When you compare Derrida to Heidegger, besides the linguistic and political differences, you find a tonal difference. Heidegger’s mood is heroic, tragic, messianic; Derrida’s is playful, jestful, cerebral. Heidegger and Derrida are both gnomic writers; yet one senses with Heidegger that he has something serious to say; with Derrida, one senses that the performance is the point, that there is nothing besides the rhetoric. In Heidegger, rhetoric serves the purpose of thought. In Derrida, one feels, there is nothing besides rhetoric. Derrida scholars can disagree; Heidegger reads as a reluctant spiritual Master, as a thinker. Derrida reads as a comedian, as Aristophanes to Heidegger’s Socrates, which isn’t to say Derrida isn’t serious or that there isn’t a seriousness to his jocularity, or that he doesn’t have something to say. Still, one never feels levity reading terms like Seinsfrage, Geworfenheit, Erschlossenheit, die Frage nach dem Technik; meanwhile, Derrida’s essays seem haughtily pitched to deflate everything of its gravity, as if any form of seriousness were somehow in danger of becoming an instrument of fascism. One can certainly make the argument that Heidegger is postmodern or else presages postmodern thought, yet his aesthetic—even when playful, even when self-questioning—has a devotional quality to it. We should consider whether postmodern Jewish thought and life require us to be jesters in the Derridean mold or pietist in the Heideggerian one.
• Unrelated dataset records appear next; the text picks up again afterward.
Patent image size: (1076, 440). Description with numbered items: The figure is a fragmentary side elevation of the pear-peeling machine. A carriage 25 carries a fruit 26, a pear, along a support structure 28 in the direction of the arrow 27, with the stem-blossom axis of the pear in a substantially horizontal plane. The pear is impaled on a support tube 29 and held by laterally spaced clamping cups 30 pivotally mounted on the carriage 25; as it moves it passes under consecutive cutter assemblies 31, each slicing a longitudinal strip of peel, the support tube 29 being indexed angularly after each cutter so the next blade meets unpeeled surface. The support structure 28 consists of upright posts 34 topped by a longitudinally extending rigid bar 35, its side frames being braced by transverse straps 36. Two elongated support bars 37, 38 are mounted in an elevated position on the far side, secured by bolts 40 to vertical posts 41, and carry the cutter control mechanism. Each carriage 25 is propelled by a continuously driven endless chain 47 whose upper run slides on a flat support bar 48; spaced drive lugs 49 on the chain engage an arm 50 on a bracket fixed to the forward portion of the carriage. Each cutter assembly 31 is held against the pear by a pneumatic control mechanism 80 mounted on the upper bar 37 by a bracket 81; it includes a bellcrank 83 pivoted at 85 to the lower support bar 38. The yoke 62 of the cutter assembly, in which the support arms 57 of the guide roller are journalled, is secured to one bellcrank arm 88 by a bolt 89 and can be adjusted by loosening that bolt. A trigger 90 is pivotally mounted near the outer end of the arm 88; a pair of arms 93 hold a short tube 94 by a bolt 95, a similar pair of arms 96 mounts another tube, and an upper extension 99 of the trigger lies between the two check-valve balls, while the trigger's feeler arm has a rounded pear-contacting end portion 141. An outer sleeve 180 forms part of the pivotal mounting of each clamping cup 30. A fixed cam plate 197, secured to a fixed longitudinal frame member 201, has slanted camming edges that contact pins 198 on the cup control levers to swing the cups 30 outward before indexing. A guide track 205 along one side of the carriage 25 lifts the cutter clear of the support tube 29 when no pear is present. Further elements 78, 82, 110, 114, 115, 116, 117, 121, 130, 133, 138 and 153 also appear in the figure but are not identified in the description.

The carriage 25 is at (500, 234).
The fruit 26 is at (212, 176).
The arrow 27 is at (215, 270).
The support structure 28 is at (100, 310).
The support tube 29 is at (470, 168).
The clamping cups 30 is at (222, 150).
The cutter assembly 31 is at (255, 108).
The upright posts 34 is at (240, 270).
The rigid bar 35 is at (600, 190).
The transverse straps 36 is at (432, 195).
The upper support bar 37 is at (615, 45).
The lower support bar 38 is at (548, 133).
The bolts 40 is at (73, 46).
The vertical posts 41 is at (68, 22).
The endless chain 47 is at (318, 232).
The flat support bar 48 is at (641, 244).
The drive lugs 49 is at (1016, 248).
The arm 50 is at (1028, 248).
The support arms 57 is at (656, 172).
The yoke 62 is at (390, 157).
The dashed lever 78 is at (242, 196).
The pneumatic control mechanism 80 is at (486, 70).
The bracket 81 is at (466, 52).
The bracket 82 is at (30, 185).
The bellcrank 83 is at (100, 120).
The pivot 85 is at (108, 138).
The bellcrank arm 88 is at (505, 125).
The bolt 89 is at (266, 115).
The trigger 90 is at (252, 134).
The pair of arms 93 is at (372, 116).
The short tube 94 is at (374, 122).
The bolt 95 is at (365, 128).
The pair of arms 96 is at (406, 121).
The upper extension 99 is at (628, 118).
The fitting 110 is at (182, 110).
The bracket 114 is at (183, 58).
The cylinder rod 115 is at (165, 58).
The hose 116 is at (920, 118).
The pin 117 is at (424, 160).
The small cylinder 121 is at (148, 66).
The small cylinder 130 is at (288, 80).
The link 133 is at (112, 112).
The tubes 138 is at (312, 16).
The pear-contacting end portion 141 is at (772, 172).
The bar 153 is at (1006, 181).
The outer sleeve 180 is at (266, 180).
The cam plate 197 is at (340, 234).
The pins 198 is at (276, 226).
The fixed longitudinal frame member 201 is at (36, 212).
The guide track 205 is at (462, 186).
In the end, the issue of postmodernism might be one of tone and aesthetics more than content (after all, postmodernism can also be framed as a privileging of form and frame over content, e.g., “the medium is the message.”)
Conclusion
For those of us who aspire to think, who believe it is of the utmost import, and who, as Jews, or as religious folk, believe that thinking is a form of avodah, is a holy, religious task, engagement with postmodern thought is necessary. It may be necessary even as a Jacob’s ladder we climb and then kick away. I don’t believe postmodern thought often succeeds in “thinking,” yet I believe it helps us spot the ways in which we are not yet thinking, and this humility is needed today, not just for ethical and political reasons, but also for spiritual ones. To know that one is not yet thinking, is this not the awe of heaven?
I am grateful to Miriam Feldmann Kaye for introducing the question of postmodernism into the contemporary discussion of Jewish thought and theology, not because I believe postmodernism can save Jewish life or thought (I’m not sure any doctrine, even an anti-doctrinaire one could do this), but because the question of how to live a sincere, elevated, responsible, pious Jewish life that is critical, self-critical, and open-minded, is upon us.